POUXIT ET LA CONSOLE

Pour contrer la morosité qui le gagnait, je proposai alors à Tato de couper les chaînes télévisées et de nous concentrer sur Fifa. Suivre les pérégrinations du Professeur Raoult sur CNews ou BFM nous était devenu insupportable, autant que les allocutions quotidiennes du Professeur Salomon qu’une conseillère Santé aurait très bien pu remplacer. A ceci près, m’informa Tato, que celle de l’Elysée avait démissionné juste avant l’officialisation de la pandémie pour, semble-t-il, aider désormais son époux à promouvoir le shampoing Pouxit et à retrouver la console de jeu confisquée à leurs enfants. Un revirement de situation rendu nécessaire par la préservation des intérêts familiaux, de ce que j’en ai compris.

BUBBLES, MAGGIE ET BERKLEYCES

Jour après jour, mon nouveau monde s’organisait. Tato se rendait chaque mercredi chez Julie Hatt, la maraîchère de quartier. Passait aussi commande à Nadine, fondatrice de Nos saveurs de France, TPE pour laquelle elle m’a proposé d’être son égérie. Notre façon, à Tato et moi, de favoriser les circuits courts et les producteurs locaux. Entre deux auto-autorisations de sortie, Tonton Stephen m’envoyait par Whatsapp des versions réécrites à mon nom de grands classiques de la chanson française, afin de parfaire mon éducation. Tata Claire me faisait suivre des dessins à mon effigie.

Via le site Internations, je suivais des webinars, dont un sur un plasticien chinois. Tonton Henri m’invitait à des apéros Zoom ou à des sessions de stand up en ligne. Et puis, nous avions nos soirées Netflix avec Tato : (Un)Orthodox fut pour moi un révélateur du génie technologique humain. A mesure que nous avancions dans les aventures d’Esther Shapiro, le son montait des balcons loubavitch voisins. Chants liturgiques et autres incantations nous accompagnaient de toutes parts. Hébété, je regardais Tato qui, après investigation, se rassit sur le canapé et me lâcha sobrement : « Pâques juive, Jaja ».
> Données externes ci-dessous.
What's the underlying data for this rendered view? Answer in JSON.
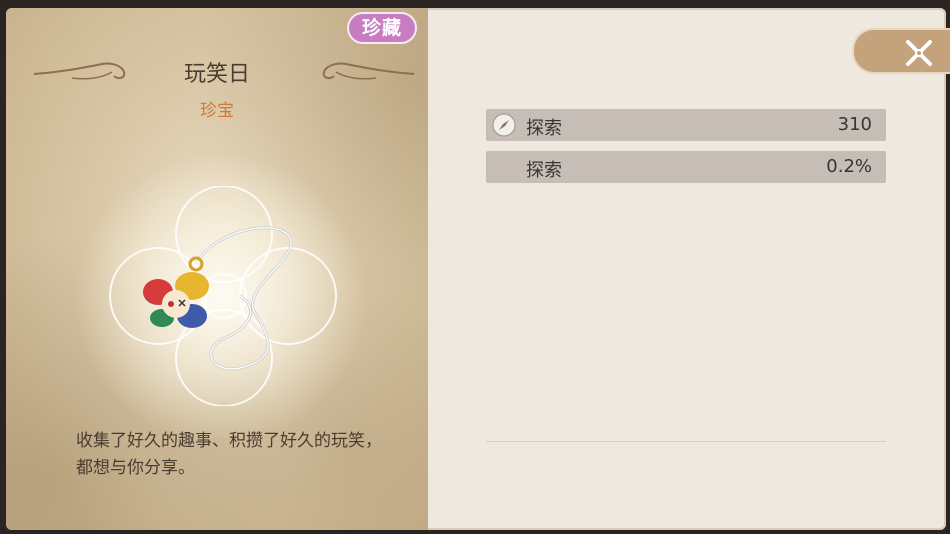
{
  "item": {
    "rarity_tag": "珍藏",
    "name": "玩笑日",
    "category": "珍宝",
    "description": "收集了好久的趣事、积攒了好久的玩笑，都想与你分享。"
  },
  "stats": [
    {
      "icon": "compass-icon",
      "label": "探索",
      "value": "310"
    },
    {
      "icon": "",
      "label": "探索",
      "value": "0.2%"
    }
  ],
  "colors": {
    "rarity_tag_bg": "#c97dc1",
    "category_text": "#d27a33",
    "stat_row_bg": "#c6bdb6",
    "close_button_bg": "#c4a27c"
  }
}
À mesure que le monde de Tato se confinait, le mien, finalement, se déconfinait. Un peu à l’image de Chouchou, petit merle qui nous rendait régulièrement visite pendant le confinement pour se soulager dans le lavabo de la salle de bain, et que nous ne revoyons plus depuis le retour des voitures. Ou de mes cousins manchots Bubbles, Maggie et Berkleyces, invités mi-mai à une visite privée du musée Nelson-Atkins, pendant que les bipèdes en short claquettes se voyaient empêcher l’accès aux tableaux de Caravage.

Cette parenthèse enchantée me manquerait déjà presque, mais nous serons bientôt réunis avec Mama. Et puis, Tato m’a appris à ne pas sous-estimer la créativité destructrice des humains. Les Russes nous ont déjà offert une petite marée noire en Arctique. Pour le meilleur ou pour le pire, cumulé à la libération du pergélisol de virus oubliés, nous devrions bientôt réussir à nous reconfiner.